Charlie Asher is a pretty normal guy. A little hapless, somewhat neurotic, sort of a hypochondriac. He's what's known as a Beta Male: the kind of fellow who makes his way through life by being careful and constant -- you know, the one who's always there to pick up the pieces when the girl gets dumped by the bigger/taller/stronger Alpha Male. But Charlie's been lucky. He owns a building in the heart of San Francisco, and runs a secondhand store with the help of a couple of loyal, if marginally insane, employees. He's married to a bright and pretty woman who actually loves him for his normalcy. And she, Rachel, is about to have their first child.Yes, Charlie's doing okay for a Beta. That is, until the day his daughter, Sophie, is born.

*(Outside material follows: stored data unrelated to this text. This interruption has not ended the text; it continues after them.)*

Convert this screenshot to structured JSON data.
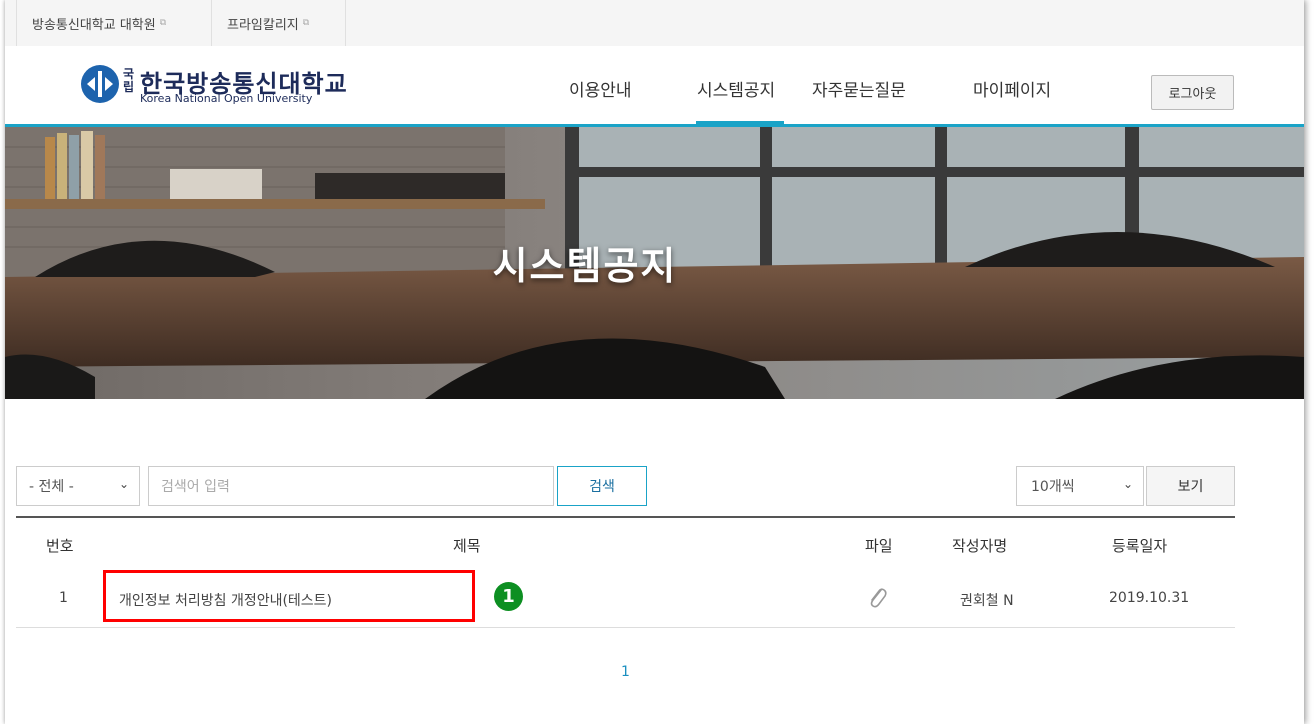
{
  "top_links": [
    {
      "label": "방송통신대학교 대학원",
      "icon": "external-link-icon"
    },
    {
      "label": "프라임칼리지",
      "icon": "external-link-icon"
    }
  ],
  "logo": {
    "small": "국립",
    "korean": "한국방송통신대학교",
    "english": "Korea National Open University"
  },
  "nav": {
    "items": [
      "이용안내",
      "시스템공지",
      "자주묻는질문",
      "마이페이지"
    ],
    "active": "시스템공지",
    "logout_label": "로그아웃"
  },
  "banner": {
    "title": "시스템공지"
  },
  "search": {
    "category": "- 전체 -",
    "placeholder": "검색어 입력",
    "button_label": "검색",
    "page_size": "10개씩",
    "view_label": "보기"
  },
  "table": {
    "headers": [
      "번호",
      "제목",
      "파일",
      "작성자명",
      "등록일자"
    ],
    "rows": [
      {
        "no": "1",
        "title": "개인정보 처리방침 개정안내(테스트)",
        "file_icon": "paperclip-icon",
        "author": "권회철 N",
        "date": "2019.10.31"
      }
    ]
  },
  "annotation": {
    "number": "1",
    "highlight_color": "#ff0000",
    "badge_color": "#0d8f22"
  },
  "pagination": {
    "pages": [
      "1"
    ],
    "current": "1"
  },
  "colors": {
    "accent": "#1aa3c7",
    "brand": "#1d63ad"
  }
}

Just as Charlie -- exhausted from the birth -- turns to go home, he sees a strange man in mint-green golf wear at Rachel's hospital bedside, a man who claims that no one should be able to see him. But see him Charlie does, and from here on out, things get really weird. . . . People start dropping dead around him, giant ravens perch on his building, and it seems that everywhere he goes, a dark presence whispers to him from under the streets. Strange names start appearing on his nightstand notepad, and before he knows it, those people end up dead, too. Yup, it seems that Charlie Asher has been recruited for a new job, an unpleasant but utterly necessary one: Death. It's a dirty job. But hey, somebody's gotta do it.

Christopher Moore, the man whose Lamb served up Jesus' "missing years" (with the funny parts left in), and whose Fluke found the deep humor in whale researchers' lives, now shines his comic light on the undiscovered country we all eventually explore -- death and dying -- and the results are hilarious, heartwarming, and a hell of a lot of fun.